I used to be an American Jew. And then I read Daniel Pipes.

"As Israelis go to the polls," Dr. Pipes wrote this week in an article that originally appeared in The New York Sun, "not one of the leading parties offers the option of winning the war against the Palestinian Arabs."

Dr. Pipes goes on to admit "a certain frustration" with the apparent unwillingness of Israelis to go out there and do the right thing: bring the Arabs to heel, by use of overwhelming force.

The article, entitled "Israel shuns victory," sets out a kind of self-test for us, listing nine different options by which Israelis from far left to far right, and moderates in between, all "manage the conflict without resolving it," "ignore the need to defeat Palestinian rejectionism," and "seek to finesse war rather than win it."

This is not the first time Dr. Pipes has let Israelis have it for letting him down. In a 2003 speech to college students - cited on his Web site: www.DanielPipes.org - he suggested that Arabs will not truly accept Israel's existence until Israel "punishes violence so hard that its enemies will eventually feel so deep a sense of futility that they will despair of further conflict."

Where did we go wrong? "Wars are won, the historical record shows, when one side feels compelled to give up on its goals," Dr. Pipes writes, indicating that Israel will win only when Arabs are forced to give up their goal of eliminating a Jewish state.

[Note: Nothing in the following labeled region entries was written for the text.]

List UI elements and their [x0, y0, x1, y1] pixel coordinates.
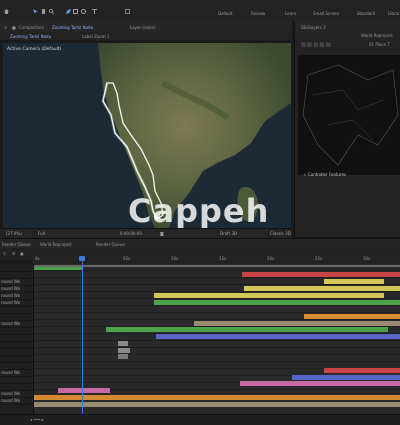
tab-composition-label[interactable]: Composition [19, 25, 44, 30]
snapshot-camera-icon[interactable]: ◙ [160, 231, 164, 236]
timeline-graph-icon[interactable]: ▣ [20, 251, 24, 256]
subtab-label-zoom[interactable]: Label Zoom 1 [82, 34, 109, 39]
close-icon[interactable]: × [4, 25, 7, 30]
timeline-status-bar: ◂ ━━━ ▸ [0, 414, 400, 425]
layer-bar[interactable] [324, 368, 400, 373]
layer-list: round Wo round Wo round Wo round Wo roun… [0, 264, 34, 414]
layer-bar[interactable] [244, 286, 400, 291]
snapping-checkbox-icon[interactable] [125, 9, 130, 14]
timecode-readout[interactable]: 0:00:00:00 [120, 231, 142, 236]
layer-name: round Wo [1, 321, 21, 326]
composition-subtab-bar: Zooming Tamil Nadu Label Zoom 1 [0, 32, 292, 40]
layer-bar[interactable] [106, 327, 388, 332]
resolution-select[interactable]: Full [38, 231, 45, 236]
layer-name: round Wo [1, 398, 21, 403]
layer-name: round Wo [1, 370, 21, 375]
timeline-search-icon[interactable]: ⚲ [3, 251, 6, 256]
composition-icon: ■ [12, 25, 16, 30]
workspace-default[interactable]: Default [218, 11, 233, 16]
world-reproject-label: World Reproject [361, 33, 393, 38]
tab-composition-name[interactable]: Zooming Tamil Nadu [52, 25, 93, 30]
place-label[interactable]: 01 Place T [369, 42, 390, 47]
layer-bar[interactable] [240, 381, 400, 386]
text-icon[interactable] [92, 9, 97, 14]
work-area-bar[interactable] [34, 265, 400, 267]
timeline-switch-icon[interactable]: ⚙ [12, 251, 16, 256]
tick-label: 10s [171, 256, 179, 261]
tick-label: 05s [123, 256, 131, 261]
right-panel-tabs: GEOlayers 3 World Reproject [295, 22, 400, 38]
layer-bar[interactable] [194, 321, 400, 326]
composition-tab-bar: × ■ Composition Zooming Tamil Nadu Layer… [0, 22, 292, 32]
tick-label: 15s [219, 256, 227, 261]
mini-map-preview[interactable] [298, 55, 400, 175]
rectangle-icon[interactable] [73, 9, 78, 14]
rotate-icon[interactable] [81, 9, 86, 14]
time-ruler[interactable]: 0s 05s 10s 15s 20s 25s 30s [33, 256, 400, 264]
active-camera-label: Active Camera (Default) [7, 47, 62, 52]
geolayers-icon-row: ⬛ ⬛ ⬛ ⬛ ⬛ [301, 42, 331, 47]
layer-name: round Wo [1, 279, 21, 284]
zoom-slider-icon[interactable]: ◂ ━━━ ▸ [30, 417, 44, 422]
workspace-libraries[interactable]: Librar [388, 11, 400, 16]
tick-label: 20s [267, 256, 275, 261]
tick-label: 25s [315, 256, 323, 261]
layer-bar[interactable] [118, 348, 130, 353]
selection-icon[interactable] [33, 9, 38, 14]
hand-icon[interactable] [41, 9, 46, 14]
layer-bar[interactable] [154, 293, 384, 298]
pen-icon[interactable] [66, 9, 71, 14]
tick-label: 0s [35, 256, 40, 261]
layer-bar[interactable] [324, 279, 384, 284]
layer-bar[interactable] [156, 334, 400, 339]
workspace-review[interactable]: Review [251, 11, 265, 16]
layer-bar[interactable] [304, 314, 400, 319]
view-select[interactable]: Classic 3D [270, 231, 291, 236]
timeline-tracks[interactable] [34, 264, 400, 414]
layer-bar[interactable] [154, 300, 400, 305]
layer-bar[interactable] [118, 354, 128, 359]
viewer-footer: (27.9%) Full 0:00:00:00 ◙ Draft 3D Class… [0, 228, 292, 238]
zoom-level-select[interactable]: (27.9%) [6, 231, 22, 236]
workspace-learn[interactable]: Learn [285, 11, 296, 16]
playhead[interactable] [82, 256, 83, 424]
top-toolbar: Default Review Learn Small Screen Standa… [0, 0, 400, 23]
zoom-icon[interactable] [48, 8, 55, 15]
layer-bar[interactable] [34, 395, 400, 400]
layer-bar[interactable] [34, 402, 400, 407]
right-panel: GEOlayers 3 World Reproject 01 Place T ⬛… [294, 22, 400, 237]
workspace-small-screen[interactable]: Small Screen [313, 11, 339, 16]
layer-bar[interactable] [58, 388, 110, 393]
tick-label: 30s [363, 256, 371, 261]
renderer-select[interactable]: Draft 3D [220, 231, 237, 236]
layer-bar[interactable] [242, 272, 400, 277]
tab-layer[interactable]: Layer (none) [130, 25, 156, 30]
tab-render-queue-2[interactable]: Render Queue [96, 242, 125, 247]
tab-geolayers[interactable]: GEOlayers 3 [301, 25, 326, 30]
tab-render-queue[interactable]: Render Queue [2, 242, 31, 247]
watermark-text: Cappeh [128, 192, 270, 230]
controller-features-item[interactable]: ☆ Controller Features [303, 172, 346, 177]
layer-name: round Wo [1, 300, 21, 305]
layer-row[interactable]: round Wo [0, 397, 33, 405]
workspace-standard[interactable]: Standard [357, 11, 375, 16]
layer-name: round Wo [1, 286, 21, 291]
layer-bar[interactable] [118, 341, 128, 346]
subtab-zooming[interactable]: Zooming Tamil Nadu [10, 34, 51, 39]
home-icon[interactable] [4, 9, 9, 14]
layer-name: round Wo [1, 391, 21, 396]
layer-name: round Wo [1, 293, 21, 298]
controller-features-label: Controller Features [307, 172, 347, 177]
layer-bar[interactable] [292, 375, 400, 380]
tab-world-reproject[interactable]: World Reproject [40, 242, 72, 247]
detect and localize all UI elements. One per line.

He notes, by way of inference, that the wars in 1948-49, 1956, 1967, 1973 and 1982 failed to persuade them. I guess we didn't fight hard enough, or well enough.

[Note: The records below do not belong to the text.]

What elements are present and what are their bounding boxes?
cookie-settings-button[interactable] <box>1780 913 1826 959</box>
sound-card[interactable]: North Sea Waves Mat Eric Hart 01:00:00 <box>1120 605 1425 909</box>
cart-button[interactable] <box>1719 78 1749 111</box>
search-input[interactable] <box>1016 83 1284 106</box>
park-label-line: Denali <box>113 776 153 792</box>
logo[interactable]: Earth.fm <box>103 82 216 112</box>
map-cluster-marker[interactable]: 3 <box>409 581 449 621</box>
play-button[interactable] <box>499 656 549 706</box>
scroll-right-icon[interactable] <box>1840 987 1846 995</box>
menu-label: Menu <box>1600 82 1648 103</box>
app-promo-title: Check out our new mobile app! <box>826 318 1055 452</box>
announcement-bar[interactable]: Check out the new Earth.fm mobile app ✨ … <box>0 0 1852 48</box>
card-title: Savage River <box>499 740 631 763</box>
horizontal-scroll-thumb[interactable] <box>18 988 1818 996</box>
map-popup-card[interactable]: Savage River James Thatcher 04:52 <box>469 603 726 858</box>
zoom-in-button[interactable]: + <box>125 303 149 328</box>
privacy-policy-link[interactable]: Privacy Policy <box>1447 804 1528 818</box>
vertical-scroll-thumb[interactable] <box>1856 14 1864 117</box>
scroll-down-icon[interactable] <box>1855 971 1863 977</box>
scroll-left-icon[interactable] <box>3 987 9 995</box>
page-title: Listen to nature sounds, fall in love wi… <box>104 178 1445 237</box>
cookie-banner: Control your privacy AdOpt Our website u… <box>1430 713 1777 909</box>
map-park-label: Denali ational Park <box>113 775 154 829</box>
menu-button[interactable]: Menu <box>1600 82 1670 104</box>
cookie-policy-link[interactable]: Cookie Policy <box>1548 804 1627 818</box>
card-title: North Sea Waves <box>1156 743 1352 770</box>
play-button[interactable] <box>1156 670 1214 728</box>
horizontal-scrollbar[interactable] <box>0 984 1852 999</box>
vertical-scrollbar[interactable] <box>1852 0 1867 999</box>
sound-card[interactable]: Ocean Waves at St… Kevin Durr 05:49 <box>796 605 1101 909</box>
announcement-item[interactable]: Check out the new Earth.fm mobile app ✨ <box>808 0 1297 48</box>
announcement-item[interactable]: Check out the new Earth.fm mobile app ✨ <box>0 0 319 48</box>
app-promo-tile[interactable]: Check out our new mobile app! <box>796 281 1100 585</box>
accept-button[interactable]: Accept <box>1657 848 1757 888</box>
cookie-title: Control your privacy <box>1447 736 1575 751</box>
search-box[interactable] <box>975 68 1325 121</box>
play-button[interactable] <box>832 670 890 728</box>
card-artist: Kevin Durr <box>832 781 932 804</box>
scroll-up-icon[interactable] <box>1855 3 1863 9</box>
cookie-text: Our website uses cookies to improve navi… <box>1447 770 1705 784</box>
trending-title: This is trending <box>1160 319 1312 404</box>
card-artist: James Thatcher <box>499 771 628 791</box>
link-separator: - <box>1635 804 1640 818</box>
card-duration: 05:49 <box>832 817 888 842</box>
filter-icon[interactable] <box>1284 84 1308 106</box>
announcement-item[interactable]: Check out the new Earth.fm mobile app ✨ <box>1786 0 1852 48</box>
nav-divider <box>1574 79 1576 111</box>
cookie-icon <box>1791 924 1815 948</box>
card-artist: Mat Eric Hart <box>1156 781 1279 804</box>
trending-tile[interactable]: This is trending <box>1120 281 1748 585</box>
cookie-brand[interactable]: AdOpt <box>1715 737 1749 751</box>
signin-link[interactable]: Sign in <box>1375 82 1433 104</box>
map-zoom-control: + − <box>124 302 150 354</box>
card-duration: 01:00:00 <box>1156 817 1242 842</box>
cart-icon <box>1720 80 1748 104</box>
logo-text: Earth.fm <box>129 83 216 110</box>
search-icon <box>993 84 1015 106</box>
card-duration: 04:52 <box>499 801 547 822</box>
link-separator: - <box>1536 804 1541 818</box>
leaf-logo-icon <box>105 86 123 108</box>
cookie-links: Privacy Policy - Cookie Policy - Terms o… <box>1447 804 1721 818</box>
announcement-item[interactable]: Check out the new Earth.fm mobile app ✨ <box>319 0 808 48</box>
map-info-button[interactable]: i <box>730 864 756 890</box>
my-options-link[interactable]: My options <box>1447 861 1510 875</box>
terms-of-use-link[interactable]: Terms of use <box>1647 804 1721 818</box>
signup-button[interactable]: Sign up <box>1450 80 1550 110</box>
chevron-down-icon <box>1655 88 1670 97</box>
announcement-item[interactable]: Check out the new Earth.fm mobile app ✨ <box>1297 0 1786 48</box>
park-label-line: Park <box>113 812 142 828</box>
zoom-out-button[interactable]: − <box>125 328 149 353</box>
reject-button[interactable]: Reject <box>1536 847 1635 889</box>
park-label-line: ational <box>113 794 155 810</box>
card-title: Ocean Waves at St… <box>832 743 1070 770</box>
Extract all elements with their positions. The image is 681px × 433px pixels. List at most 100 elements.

I suppose if I were living in, say, Philadelphia, Dr. Pipes' frustration, disappointment, and prescription for setting things right, might make perfect sense.

In fact, a number of our readers who live in North America, some of whom regularly use the word coward to describe Israeli moderates, have any number of suggestions for us as well, up to and including the use of weapons of mass destruction on Palestinians, apparently in an effort to change their minds about us.

That said, I have a couple of questions. The first concerns people like Mahmoud Masharka, 24, of Hebron. Masharka was apparently disguised as an Orthodox Jew when he set out hitchhiking late on Thursday and was picked up by a car in which four Israelis were traveling. He then detonated the bomb belt he was wearing, incinerating the car and killing everyone inside.

Does Dr. Pipes really believe that people who crave a violent, Jew-murdering death are really going to accept Israel if only enough military force is applied?

Is Dr. Pipes telling us that people who celebrate the sacrament of suicide are going to think differently of us if we send in more tanks, bigger bombs, more F-16s, more Apaches, more infantry brigades, more commandos, demolish more homes, demolish more olive trees, demolish what little is left of the Palestinian Authority?

I understand that we have disappointed the analyst with the Harvard pedigree. But if he'll allow me one more question: Since when did we become mercenaries for Daniel Pipes?

After reading Dr. Pipes, I'm not sure I can be an American Jew anymore. I guess, at long last, I've become an Israeli. Unlike Dr. Pipes, I can't bring myself to win the war against the Palestinians. At least not the way Dr. Pipes would have me do so. I guess the guy's right. My friends in my Israel Defense Forces battalion couldn't do it either.

Of course, there might be another explanation. One that might fit a guy who lives 6,000 miles away and lets us know we don't have the Right Stuff to show these Arabs what for.

Daniel Pipes is a new kind of Israel-basher. He is an equal-opportunity hater of Israelis. None of us is good enough for him. We lack the will to fight like the man he quotes as a role model for us, Douglas MacArthur. From unilateralism to transfer, nothing we come up with is good enough for him.

Try as we might, we just can't seem to win his war for him.

I guess he'll just have to do it by himself.